March 4, 2022
In several countries around the world, including the UK and the US, March is Women’s History Month, offering a time to recognize women’s contributions to history, culture and society. However, the month also provides an opportunity to highlight barriers to gender equity and the efforts being taken to address them head on. In sport, one such effort is working to innovate ways to improve the health of girls and women through athletic participation and performance by addressing research.
FASTR (Female Athlete Science and Translational Research), a new university-wide intiative at Stanford University in the US, is looking to close the gender gap in sports science research with an emphasis on identifying ways to prevent injury and optimize performance in female athletes. Launched in January, it was created in direct response to the lack of female representation in high-performance research which has historically been based on male physiology.
According to Triathlete, an analysis of more than 1,300 studies in sport medicine by researchers from the Queensland University of Technology found an average of 35-37% of study participants were female; only 8% of published studies focused solely on women, mostly addressing pregnancy, menopause or reproductive disease—not sport. And, a 2021 study in the Journal of Science and Medicine in Sport found that between 2000 and 2020, women represented just under 25% of first authors of randomized control trials in 14 of the top sports science journals.
FASTR wants to change this and become a platform that can inform, inspire and empower female athletes of all levels and backgrounds. The program is run in collaboration with the Female Athlete Program at Boston Children’s Hospital with support from the Wu Tsai Human Performance Alliance at Stanford and is part of a multi-institution alliance focused on uncovering the biological principles that govern human performance. Its team of physicians and researchers are also working on better ways to get that information into the hands of athletes, coaches, parents and their health-care providers.
The initiative also provides education on female physiology to give all female athletes the information and tools to better understand their bodies in order to maximize health and performance. These tools help to foster understanding on the impacts of the menstrual cycle and how hormones affect overall health and well-being can help athletes better understand the importance of proper fueling.

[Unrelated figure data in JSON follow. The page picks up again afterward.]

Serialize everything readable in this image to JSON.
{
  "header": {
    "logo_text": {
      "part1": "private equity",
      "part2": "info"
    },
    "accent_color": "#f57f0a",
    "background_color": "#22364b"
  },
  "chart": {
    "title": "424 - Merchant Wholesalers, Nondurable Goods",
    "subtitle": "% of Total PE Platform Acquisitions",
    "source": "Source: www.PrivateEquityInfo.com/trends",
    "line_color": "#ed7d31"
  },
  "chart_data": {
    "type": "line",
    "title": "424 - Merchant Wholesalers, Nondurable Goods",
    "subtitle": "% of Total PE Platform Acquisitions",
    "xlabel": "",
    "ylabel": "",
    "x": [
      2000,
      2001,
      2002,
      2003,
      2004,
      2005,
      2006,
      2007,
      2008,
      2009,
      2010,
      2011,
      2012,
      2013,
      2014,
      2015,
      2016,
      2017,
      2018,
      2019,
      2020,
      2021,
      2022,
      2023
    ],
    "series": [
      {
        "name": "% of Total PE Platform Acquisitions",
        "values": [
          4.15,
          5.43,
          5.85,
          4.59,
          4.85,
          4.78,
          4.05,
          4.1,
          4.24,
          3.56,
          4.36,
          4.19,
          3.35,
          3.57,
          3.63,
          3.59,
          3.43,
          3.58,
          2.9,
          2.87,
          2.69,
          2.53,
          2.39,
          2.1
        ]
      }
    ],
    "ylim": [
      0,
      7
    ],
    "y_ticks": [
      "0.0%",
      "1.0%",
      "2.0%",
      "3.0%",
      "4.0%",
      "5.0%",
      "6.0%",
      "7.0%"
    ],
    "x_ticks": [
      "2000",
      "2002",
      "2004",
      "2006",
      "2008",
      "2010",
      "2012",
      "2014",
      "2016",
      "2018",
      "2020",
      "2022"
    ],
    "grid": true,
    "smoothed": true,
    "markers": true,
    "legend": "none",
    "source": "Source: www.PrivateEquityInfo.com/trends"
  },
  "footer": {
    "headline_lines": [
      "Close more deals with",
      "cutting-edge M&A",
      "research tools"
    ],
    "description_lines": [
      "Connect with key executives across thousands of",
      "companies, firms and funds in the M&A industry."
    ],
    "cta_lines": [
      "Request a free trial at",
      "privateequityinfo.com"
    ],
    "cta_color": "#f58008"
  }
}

“Knowledge is power,” says Emily Kraus, a clinical assistant professor of orthopedic surgery and FASTR’s director. “With it, you can advocate for yourself. You can say, ‘Hey coach, I lost my period. Maybe it’s because I’m overtraining.’ Then the coach can also become a safe person to talk to about this, changing that culture and the dynamic between coach and athlete. The more we talk about it and take away some of the stigma of these conversations, the easier it will get.”
Another of the program’s pilot studies is educating high school distance runners about the Female Athlete Triad (a combination of disorders resulting in loss of bone density) and bone stress injuries. It will provide a series of five educational videos with content from experts in the field and stories from top female athletes who can share their own experiences to reduce incidences of bone stress injuries. The study will measure the engagement of female high school distance runners with the content as well as changes in their body image, self-compassion and perspective on longevity in sport.
Mental health will also be a factor in the FASTR portfolio of research and education. “One thing that’s really important for me to share with young, old, new, veteran athletes is that you are so much more than your performances, you’re so much more than just a body, just a vessel for competition, and your brain plays such a huge role. I learned later in my professional career about how much my mental health impacts my performance, my training,” said Stephanie Garcia, Professional Obstacle Course Racer.
Overall, the goal is to help more women become lifelong athletes through a partnership that brings together experts in sports medicine, epidemiology, psychology, social work, nutrition and more to address all aspects of female athlete health and performance. As the program website states, “through our research, we seek to better understand the female athlete and provide the resources to make optimal health and performance more accessible to female athletes of all ages and abilities.”